Cruise ship passengers stuck at sea for several hours have vented their frustration after power was cut to their luxury liner as it approached Adelaide’s Outer Harbor.
- The Vasco da Gama had 1,400 people on board when power was shut down
- The CMV Australia-operated vessel was about two nautical miles offshore
- Passengers reported the ship was starting to lean to one side, but CMV said it was unaware of any “listing”
The Nassau-based Vasco da Gama was carrying 828 passengers and about 600 crew on its voyage from Sydney to Adelaide when an alarm was triggered in the engine control room about 5:30am.
The captain then made the decision to switch off power to the entire ship about two nautical miles from port, prompting concerns the vessel had started to lean, or list in nautical parlance.
“There were no lights in the rooms and we knew there was no power, the ship was just sitting there,” one passenger said.
“The cabins were completely blacked out, there was no emergency lighting, the toilets didn’t work, there was no water available,” another passenger, John, said.
“The ship was on a list of about 15 degrees.

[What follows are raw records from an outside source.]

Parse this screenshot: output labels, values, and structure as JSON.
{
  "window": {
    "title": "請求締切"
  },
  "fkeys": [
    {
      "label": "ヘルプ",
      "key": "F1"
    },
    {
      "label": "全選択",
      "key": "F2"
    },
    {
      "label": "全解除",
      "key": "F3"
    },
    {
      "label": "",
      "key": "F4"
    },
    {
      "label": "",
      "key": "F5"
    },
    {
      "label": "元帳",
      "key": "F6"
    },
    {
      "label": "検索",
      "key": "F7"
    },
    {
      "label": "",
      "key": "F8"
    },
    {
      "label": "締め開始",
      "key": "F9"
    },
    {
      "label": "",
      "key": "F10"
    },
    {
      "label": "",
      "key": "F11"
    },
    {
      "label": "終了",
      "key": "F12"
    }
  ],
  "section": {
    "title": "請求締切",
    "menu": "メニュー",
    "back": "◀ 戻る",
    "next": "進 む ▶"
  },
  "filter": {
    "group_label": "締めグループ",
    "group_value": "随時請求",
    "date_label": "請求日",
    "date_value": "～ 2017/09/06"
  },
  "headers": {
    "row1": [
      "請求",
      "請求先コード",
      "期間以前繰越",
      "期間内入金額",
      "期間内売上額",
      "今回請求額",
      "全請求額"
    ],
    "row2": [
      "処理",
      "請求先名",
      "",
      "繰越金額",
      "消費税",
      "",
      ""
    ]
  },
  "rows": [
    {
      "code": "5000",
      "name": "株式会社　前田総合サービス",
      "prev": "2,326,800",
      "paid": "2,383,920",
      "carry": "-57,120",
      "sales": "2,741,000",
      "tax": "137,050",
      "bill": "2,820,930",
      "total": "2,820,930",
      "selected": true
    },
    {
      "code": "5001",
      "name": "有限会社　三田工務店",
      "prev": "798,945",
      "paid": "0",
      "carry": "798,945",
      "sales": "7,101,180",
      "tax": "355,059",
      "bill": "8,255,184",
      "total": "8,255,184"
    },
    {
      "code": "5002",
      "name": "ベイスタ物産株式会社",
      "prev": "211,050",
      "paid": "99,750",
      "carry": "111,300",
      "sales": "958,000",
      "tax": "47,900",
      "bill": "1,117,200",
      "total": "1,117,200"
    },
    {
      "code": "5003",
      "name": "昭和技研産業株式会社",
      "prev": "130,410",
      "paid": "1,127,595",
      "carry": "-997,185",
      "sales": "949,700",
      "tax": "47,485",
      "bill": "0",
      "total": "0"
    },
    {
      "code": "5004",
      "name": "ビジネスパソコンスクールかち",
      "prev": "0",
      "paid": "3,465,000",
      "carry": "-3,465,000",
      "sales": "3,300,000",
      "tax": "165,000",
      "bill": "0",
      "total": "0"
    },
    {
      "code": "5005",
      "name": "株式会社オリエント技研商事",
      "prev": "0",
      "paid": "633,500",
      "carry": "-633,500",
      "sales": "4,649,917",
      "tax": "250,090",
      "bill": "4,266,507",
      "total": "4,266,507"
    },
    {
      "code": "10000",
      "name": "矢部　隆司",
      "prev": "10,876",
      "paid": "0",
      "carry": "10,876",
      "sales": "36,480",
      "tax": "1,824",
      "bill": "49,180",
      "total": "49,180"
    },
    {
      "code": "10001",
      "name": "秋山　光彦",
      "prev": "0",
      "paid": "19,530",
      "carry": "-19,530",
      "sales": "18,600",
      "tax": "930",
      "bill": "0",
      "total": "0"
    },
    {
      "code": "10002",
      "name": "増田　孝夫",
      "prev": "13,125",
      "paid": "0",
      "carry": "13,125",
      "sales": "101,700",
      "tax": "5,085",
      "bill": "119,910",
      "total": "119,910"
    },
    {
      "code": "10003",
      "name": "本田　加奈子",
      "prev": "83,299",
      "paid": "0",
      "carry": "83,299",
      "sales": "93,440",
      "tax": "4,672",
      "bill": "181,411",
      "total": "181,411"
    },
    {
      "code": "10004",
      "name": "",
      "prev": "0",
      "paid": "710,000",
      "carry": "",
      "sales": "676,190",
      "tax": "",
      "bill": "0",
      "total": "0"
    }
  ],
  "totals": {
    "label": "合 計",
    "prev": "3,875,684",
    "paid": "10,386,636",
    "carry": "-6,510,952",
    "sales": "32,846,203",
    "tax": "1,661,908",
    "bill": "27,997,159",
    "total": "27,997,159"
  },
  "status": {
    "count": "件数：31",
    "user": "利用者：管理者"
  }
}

There was no communication from the captain until about 7:10am at which time he said everything was under control.
“My wife was due for an appointment in town about 11:00am and has had to cancel the specialist appointment.
“There were a number of people who’ve missed flights and are quite disappointed.”
He joked the vessel was already being dubbed by some passengers as the “Fiasco da Gama”.
Passenger ‘grateful’ vessel was not sinking
Passengers had already endured onboard dramas when the Tasmanian leg of the voyage was cancelled because of rough weather.
One said she wondered what was happening when the lights and water cut out while her husband was in the shower.
“We weren’t sinking, so we were grateful for that,” she said.
The vessel — named after a famed 15th-century Portuguese explorer — is operated by Cruise and Maritime Voyages (CMV) Australia.
Managing director Dean Brazier said the situation was triggered by an alarm in the engine control room, and defended the way the crew responded.
“They checked out what was going wrong, they found the incident, and there was no ongoing effect, so they then restarted the engines,” he said.
“Everything’s been fine, the ambience on board has been fantastic amongst all of the guests, they’ve had breakfast as usual, checkout has been operated as usual, but only with the couple of hours’ delay.”
Mr Brazier said he was unaware of any listing.